Hegel, Kasım 1807 ortalarında Jena’yı terk ederek Bamberg’e gitti. Burada günlük bir gazetenin editörlüğünü üstlendi. Haber ve yorumların sürekli sansür edilmesi onu uğraştırdı. Yalnızca ‘cemiyet’ ve adi suçlara ilişkin haberlerin de Hegel’e yetmeyeceği açıktır. Bir yandan felsefi çalışmalarıyla uğraşan Hegel’in, 19.yy.’ın ilk yıllarından itibaren üzerinde çalıştığı Phänomenologie des Geistes’ın (Tinin Fenomenolojisi) Mart ayı içerisinde ilk baskısı yapıldı. Ayrıca ilk olarak Bamberg’de Wissenschaft der Logik (Mantık Bilimi) ile ilgili çalışmalarına başladığı sanılmaktadır.  Kısa sürede kapatılan gazeteyle birlikte işsiz kalan Hegel, bir yıl sonra (1808) Nürnberg’de bir lise müdürü olarak göreve başladı. Burada gençleri spekülatif düşünceye yöneltmek için ‘pratik alıştırmalar’ yapmayı hedefler. Hegel, sezgi ve tasarımların ötesinde varolan gerçekliğin doğruluğunun ancak akıl ile, kavramlardan hareket eden spekülatif "kurgul" düşünceyle kavranabileceğini iddia eder. Daha sonraları ise, lise gençliğine yönelik bu amacına ulaşamadığını kabul etmiştir.

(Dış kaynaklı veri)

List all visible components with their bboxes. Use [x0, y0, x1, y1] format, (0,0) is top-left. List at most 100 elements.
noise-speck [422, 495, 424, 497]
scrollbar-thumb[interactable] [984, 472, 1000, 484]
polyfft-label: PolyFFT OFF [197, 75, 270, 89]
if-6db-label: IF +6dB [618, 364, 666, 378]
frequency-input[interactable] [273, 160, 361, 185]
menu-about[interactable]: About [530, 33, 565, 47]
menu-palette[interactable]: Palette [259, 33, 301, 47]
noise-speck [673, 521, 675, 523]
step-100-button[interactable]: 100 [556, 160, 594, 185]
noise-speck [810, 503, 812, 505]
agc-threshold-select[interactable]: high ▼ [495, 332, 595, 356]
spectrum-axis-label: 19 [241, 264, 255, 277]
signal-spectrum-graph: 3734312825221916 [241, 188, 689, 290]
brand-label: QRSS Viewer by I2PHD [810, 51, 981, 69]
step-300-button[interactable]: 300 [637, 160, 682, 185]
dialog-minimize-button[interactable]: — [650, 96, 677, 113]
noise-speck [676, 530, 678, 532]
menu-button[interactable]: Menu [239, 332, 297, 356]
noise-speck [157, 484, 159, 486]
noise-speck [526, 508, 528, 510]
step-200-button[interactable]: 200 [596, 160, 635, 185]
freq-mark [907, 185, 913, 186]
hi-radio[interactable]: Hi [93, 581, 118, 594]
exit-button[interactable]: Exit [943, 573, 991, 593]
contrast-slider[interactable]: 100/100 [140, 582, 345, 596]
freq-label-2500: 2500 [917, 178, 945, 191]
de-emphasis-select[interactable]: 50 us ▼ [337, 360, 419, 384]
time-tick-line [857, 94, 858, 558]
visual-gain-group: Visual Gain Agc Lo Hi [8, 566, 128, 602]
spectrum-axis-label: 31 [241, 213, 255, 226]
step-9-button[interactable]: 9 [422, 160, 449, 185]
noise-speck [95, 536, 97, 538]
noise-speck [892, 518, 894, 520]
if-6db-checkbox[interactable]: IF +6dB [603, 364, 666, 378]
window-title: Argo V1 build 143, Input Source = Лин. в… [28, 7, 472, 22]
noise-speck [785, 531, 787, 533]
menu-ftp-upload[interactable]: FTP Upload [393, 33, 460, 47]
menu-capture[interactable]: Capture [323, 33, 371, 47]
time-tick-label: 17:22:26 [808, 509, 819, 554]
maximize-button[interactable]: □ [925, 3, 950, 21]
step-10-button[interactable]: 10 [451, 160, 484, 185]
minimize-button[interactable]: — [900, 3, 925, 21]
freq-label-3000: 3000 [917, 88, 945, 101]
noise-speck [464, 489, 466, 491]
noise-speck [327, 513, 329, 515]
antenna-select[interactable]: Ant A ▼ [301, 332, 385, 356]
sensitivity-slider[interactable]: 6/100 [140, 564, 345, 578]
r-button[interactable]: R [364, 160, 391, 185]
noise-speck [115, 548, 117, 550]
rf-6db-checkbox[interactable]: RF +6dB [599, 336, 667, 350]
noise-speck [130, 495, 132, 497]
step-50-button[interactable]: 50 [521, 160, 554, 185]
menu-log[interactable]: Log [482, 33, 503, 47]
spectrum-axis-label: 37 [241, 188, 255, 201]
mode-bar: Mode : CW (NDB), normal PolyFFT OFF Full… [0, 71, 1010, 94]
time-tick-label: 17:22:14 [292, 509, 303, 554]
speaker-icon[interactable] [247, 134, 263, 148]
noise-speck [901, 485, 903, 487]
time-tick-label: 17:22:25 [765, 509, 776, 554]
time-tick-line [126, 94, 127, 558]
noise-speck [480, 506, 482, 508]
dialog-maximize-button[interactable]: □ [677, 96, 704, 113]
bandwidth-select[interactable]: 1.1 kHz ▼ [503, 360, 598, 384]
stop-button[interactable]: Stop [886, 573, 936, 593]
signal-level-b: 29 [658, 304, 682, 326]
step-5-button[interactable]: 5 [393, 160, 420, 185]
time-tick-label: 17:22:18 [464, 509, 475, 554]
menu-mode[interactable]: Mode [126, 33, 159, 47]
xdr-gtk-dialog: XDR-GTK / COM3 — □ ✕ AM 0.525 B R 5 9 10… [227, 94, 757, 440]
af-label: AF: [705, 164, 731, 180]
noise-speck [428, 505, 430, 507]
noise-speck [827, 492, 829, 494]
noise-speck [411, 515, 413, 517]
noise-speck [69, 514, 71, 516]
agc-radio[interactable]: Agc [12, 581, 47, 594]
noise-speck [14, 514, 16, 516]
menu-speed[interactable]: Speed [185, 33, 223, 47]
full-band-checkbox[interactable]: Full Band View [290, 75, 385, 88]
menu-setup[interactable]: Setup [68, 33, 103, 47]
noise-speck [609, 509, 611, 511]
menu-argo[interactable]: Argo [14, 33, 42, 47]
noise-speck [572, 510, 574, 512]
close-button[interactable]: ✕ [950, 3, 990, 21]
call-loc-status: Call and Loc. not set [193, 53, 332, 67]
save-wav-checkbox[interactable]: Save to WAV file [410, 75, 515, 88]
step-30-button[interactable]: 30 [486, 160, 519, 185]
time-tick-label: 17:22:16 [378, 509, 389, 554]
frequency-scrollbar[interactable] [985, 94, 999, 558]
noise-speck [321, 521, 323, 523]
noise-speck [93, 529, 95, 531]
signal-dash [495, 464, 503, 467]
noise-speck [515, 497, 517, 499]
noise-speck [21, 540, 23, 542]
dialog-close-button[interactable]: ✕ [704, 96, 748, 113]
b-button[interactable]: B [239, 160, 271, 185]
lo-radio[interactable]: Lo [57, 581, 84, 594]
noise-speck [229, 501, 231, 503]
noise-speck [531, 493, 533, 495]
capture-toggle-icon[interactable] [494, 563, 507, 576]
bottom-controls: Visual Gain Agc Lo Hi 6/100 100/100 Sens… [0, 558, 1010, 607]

Ona göre, lise ancak zorlu felsefi terminolojiye ve kavramsal düşünceye pedagojik bir hazırlık sunabilirdi. Tanıdık imgeler ve tasarımlarla düşünmeye alışmış zihinleri, en soyut ve evrensel kavramlarla düşünmeye yöneltmek, zorlu bir çaba ve hazırlık gerektirecektir.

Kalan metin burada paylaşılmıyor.